Plain vanilla probit models indicate a high probability of recession, especially using the 10yr-3mo spread:
Figure 1: Forecasted probability of recession from 10yr-3mo term spread (blue), from 10yr-2yr term spread (tan), 10yr-3mo term spread augmented by FCI (green). All models estimated over 1986M01-2023M01. NBER defined peak-to-trough recession dates shaded gray. Red dashed line at 50% probability. Source: author’s calculations, NBER.
The 10yr-3mo spread implied recession probability breaches the 50% threshold; while the 10yr-2yr does not, it comes very close. Adding in a financial conditions index pushes the probability to 87%, but this specification also yields a false positive in 2009-10.
These are the spreads as of today (January data runs through January 30th).
Figure 2: US Treasury 10yr-3mo term spread (blue, left scale), 10yr-2yr (tan, left scale), both in %, and Chicago Fed National Financial Conditions Index (green, right scale). January 2023 spreads thru 1/30; FCI thru 1/20. NBER defined peak-to-trough recession dates shaded gray.
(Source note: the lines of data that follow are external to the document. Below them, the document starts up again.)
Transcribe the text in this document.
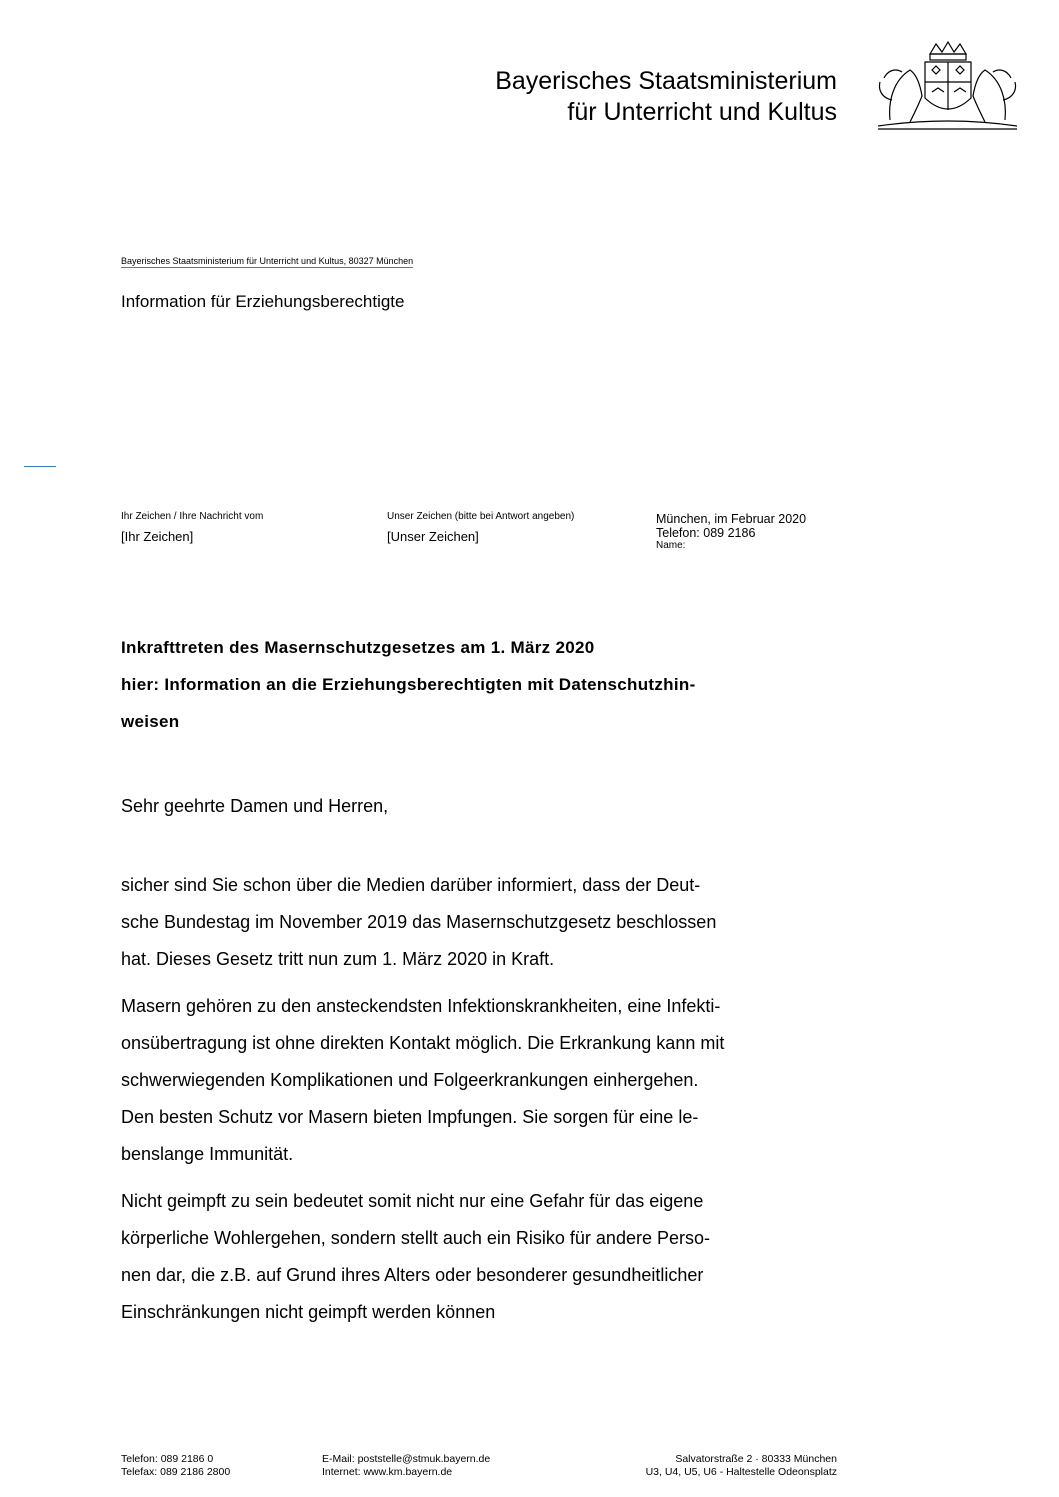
Bayerisches Staatsministerium
für Unterricht und Kultus
Bayerisches Staatsministerium für Unterricht und Kultus, 80327 München
Information für Erziehungsberechtigte
Ihr Zeichen / Ihre Nachricht vom
[Ihr Zeichen]
Unser Zeichen (bitte bei Antwort angeben)
[Unser Zeichen]
München, im Februar 2020
Telefon: 089 2186
Name:
Inkrafttreten des Masernschutzgesetzes am 1. März 2020
hier: Information an die Erziehungsberechtigten mit Datenschutzhin-
weisen
Sehr geehrte Damen und Herren,
sicher sind Sie schon über die Medien darüber informiert, dass der Deut-
sche Bundestag im November 2019 das Masernschutzgesetz beschlossen
hat. Dieses Gesetz tritt nun zum 1. März 2020 in Kraft.
Masern gehören zu den ansteckendsten Infektionskrankheiten, eine Infekti-
onsübertragung ist ohne direkten Kontakt möglich. Die Erkrankung kann mit
schwerwiegenden Komplikationen und Folgeerkrankungen einhergehen.
Den besten Schutz vor Masern bieten Impfungen. Sie sorgen für eine le-
benslange Immunität.
Nicht geimpft zu sein bedeutet somit nicht nur eine Gefahr für das eigene
körperliche Wohlergehen, sondern stellt auch ein Risiko für andere Perso-
nen dar, die z.B. auf Grund ihres Alters oder besonderer gesundheitlicher
Einschränkungen nicht geimpft werden können
Telefon: 089 2186 0
Telefax: 089 2186 2800
E-Mail: poststelle@stmuk.bayern.de
Internet: www.km.bayern.de
Salvatorstraße 2 · 80333 München
U3, U4, U5, U6 - Haltestelle Odeonsplatz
Source: Treasury, Chicago Fed via FRED, NBER, and author’s calculations.
Interestingly, one of the main early proponents of the term spread as indicator, Campbell Harvey, has argued that this time is different:
Despite the curve being inverted for the ninth time since 1968, Harvey said it’s probably not a harbinger for a recession.
‘Dodge the Bullet’
Harvey’s model was linked to inflation-adjusted yields and he said the fact inflation expectations are inverted — meaning traders see price pressures easing through time — also eases odds for a recession ahead.
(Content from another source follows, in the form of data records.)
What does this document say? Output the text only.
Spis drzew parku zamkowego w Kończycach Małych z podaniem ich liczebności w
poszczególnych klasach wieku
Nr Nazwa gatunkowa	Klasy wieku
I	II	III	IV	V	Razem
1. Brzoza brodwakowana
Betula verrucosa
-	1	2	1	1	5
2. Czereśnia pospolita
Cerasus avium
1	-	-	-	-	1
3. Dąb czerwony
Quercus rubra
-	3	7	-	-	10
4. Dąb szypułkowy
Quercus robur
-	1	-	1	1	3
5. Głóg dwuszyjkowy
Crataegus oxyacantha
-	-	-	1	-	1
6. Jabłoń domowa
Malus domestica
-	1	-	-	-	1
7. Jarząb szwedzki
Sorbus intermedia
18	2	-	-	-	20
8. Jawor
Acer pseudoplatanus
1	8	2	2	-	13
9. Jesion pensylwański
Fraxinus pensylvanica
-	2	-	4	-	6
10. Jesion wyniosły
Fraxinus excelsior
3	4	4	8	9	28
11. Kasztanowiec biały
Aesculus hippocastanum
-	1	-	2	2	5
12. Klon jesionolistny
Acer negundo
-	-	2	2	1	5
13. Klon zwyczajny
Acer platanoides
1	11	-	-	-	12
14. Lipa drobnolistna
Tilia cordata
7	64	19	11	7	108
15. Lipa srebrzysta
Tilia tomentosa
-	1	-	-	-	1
“When you put all this together it suggests we could dodge the bullet,” Harvey said. “Avoiding the hard-landing — recession — and realizing slow growth or minor negative growth. If a recession arrives, it will be mild.”
Indeed, the term structure of inflation expectations is (or was) also inverted, as opposed to what occurred before the 2007-09 and 2020 recessions.
Figure 3: 10 yr inflation breakeven minus 5 yr inflation breakeven, calculated using Treasury-TIPS spreads, % (blue). NBER defined peak-to-trough recession dates shaded gray. Source: Treasury via FRED, NBER and author’s calculations.
The estimated term structure of inflation expectations from the Philadelphia Fed indicates lower expected inflation at longer horizons, and this is more pronounced than it was a year ago, and even a month ago (see Philadelphia Fed estimates). He reiterated this point just a few hours ago [video].
So, we’ll see if this time is indeed different…
[I don’t have ready access to the foreign term spread for January, so I can’t estimate the Ahmed-Chinn specification.]